About five years ago, Greg Roberts and husband Daniel Brewer started seriously collecting wine, focusing on small, boutique wineries that weren’t well known but made, as he puts it, “amazing wines with great stories behind them.”
The couple would bring bottles back with them to D.C. and friends kept asking where they could purchase them, so in 2013, they started Madidus, LLC, a distribution company that represents craft beers, ciders, spirits and wines from all over the world.
“It’s been nothing but upward mobility as our brands and unique style of selling and distribution really clicks with our customers,” Roberts says.
Madidus is the first gay-owned alcohol distributor certified as an LGBT business enterprise by the National Gay & Lesbian Chamber of Commerce. Find out more at madidusimporters.com.
Roberts grew up a “military brat” and has lived in Florida, Virginia, Spain and more. He moved to Washington in 2001 for work.
He and Brewer live in D.C.’s Woodbridge neighborhood. Roberts enjoys wine, dinner, movies and time with his husband and dogs in his free time.
How long have you been out and who was the hardest person to tell?

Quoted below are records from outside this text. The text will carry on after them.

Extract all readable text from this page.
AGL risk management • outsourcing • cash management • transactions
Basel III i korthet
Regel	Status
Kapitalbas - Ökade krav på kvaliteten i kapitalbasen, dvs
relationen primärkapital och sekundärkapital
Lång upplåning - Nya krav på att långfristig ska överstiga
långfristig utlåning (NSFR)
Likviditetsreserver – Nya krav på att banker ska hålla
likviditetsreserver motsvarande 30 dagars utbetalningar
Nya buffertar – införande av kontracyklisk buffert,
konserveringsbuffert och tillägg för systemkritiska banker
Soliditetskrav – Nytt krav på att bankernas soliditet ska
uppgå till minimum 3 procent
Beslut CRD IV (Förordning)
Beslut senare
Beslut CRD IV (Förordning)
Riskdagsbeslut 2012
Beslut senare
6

I came out when I moved to D.C. in 2001 when I was 24. My dad was the hardest person to tell.
Who’s your LGBT hero?
There have been so many that are noted in history but really it is every single person who has marched, petitioned and fought for gay rights, no matter how big or small.
What’s Washington’s best nightspot, past or present?

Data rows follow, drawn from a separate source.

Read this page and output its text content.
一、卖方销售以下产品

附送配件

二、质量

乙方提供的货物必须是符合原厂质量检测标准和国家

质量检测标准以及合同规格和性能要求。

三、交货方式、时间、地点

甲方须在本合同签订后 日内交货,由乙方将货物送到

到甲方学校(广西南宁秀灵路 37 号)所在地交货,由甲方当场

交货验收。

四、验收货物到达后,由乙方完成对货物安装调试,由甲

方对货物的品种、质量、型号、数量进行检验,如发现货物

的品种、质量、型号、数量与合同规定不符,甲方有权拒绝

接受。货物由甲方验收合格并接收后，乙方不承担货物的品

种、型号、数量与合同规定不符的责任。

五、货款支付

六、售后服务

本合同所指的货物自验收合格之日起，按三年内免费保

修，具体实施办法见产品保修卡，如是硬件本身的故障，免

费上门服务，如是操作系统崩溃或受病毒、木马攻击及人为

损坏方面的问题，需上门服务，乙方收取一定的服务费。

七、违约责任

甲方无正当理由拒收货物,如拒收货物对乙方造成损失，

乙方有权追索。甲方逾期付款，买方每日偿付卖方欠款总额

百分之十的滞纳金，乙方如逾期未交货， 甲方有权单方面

I really miss two places: Badlands and Velvet at Nation. They were my safe places when I was coming out and no one paid attention to my bad dancing (or so I believed at the time).

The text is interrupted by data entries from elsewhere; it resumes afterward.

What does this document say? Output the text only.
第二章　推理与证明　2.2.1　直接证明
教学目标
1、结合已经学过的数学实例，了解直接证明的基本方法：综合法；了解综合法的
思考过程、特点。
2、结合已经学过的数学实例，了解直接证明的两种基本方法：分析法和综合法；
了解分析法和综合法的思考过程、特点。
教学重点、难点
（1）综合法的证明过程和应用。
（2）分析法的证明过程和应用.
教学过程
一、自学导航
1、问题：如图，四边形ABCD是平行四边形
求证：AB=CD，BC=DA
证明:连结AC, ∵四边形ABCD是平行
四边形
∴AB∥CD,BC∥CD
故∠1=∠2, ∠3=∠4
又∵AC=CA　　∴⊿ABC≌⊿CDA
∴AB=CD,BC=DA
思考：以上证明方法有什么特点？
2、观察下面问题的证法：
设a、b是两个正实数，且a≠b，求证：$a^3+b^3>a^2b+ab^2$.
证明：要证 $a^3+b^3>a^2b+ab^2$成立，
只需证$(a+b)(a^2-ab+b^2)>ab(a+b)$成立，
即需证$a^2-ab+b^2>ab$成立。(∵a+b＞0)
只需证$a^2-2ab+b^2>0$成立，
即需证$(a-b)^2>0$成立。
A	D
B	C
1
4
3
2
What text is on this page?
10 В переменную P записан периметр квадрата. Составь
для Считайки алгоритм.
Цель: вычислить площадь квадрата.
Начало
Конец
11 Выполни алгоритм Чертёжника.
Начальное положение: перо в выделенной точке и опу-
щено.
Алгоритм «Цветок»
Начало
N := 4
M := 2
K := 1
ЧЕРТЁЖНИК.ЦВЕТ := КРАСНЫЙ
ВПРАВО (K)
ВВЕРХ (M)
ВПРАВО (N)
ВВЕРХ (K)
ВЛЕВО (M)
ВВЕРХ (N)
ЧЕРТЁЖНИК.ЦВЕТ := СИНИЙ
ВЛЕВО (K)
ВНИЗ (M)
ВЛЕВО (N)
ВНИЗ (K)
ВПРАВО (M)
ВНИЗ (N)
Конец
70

Describe your dream wedding.
I already had my dream wedding. My husband and I got married in Sonoma, Calif., in the middle of wine country at a picturesque Victorian mansion overlooking Healdsburg. It was perfect.
What non-LGBT issue are you most passionate about?
Education. I believe that we should put more of our tax dollars into our education system as a country so every kid has the same access to quality education no matter where they live and we paid teachers what they really deserve.
What historical outcome would you change?
November 8, 2016
What’s been the most memorable pop culture moment of your lifetime?
Being in Boston at then-Sen. Obama’s Democratic Convention speech in 2004, which propelled him to the front of everyone’s mind, and then running into him at a fundraiser in Georgetown later the next year.
On what do you insist?
Honesty, first and foremost. And no vermouth in my martinis.
What was your last Facebook post or Tweet?
My last Facebook post (other than the daily postings about something stupid Trump has done) was of my two dogs, Chico and Aztec, hanging out on our front porch.
If your life were a book, what would the title be?
My life is more like a Lifetime movie. Can’t tell if it’s supposed to be serious or funny.
If science discovered a way to change sexual orientation, what would you do?
Be mad that they didn’t discover a pill to make me skinny first.
What do you believe in beyond the physical world?
I’m not spiritual, so no answer here.
What’s your advice for LGBT movement leaders?
Be bold and resist.
What would you walk across hot coals for?
My husband of course. And a really good bottle of wine.
What LGBT stereotype annoys you most?
That gay people don’t know or watch sports. I mean, I don’t, but don’t assume I don’t.
What’s your favorite LGBT movie?
“But I’m a Cheerleader”
What’s the most overrated social custom?
Texting instead of calling.
What trophy or prize do you most covet?
What do you wish you’d known at 18?
That I didn’t need to pretend to be someone I wasn’t because it wasn’t “normal.”
This is one of the best times to be in D.C. The food, the culture, the people, the arts, the history —it’s all here.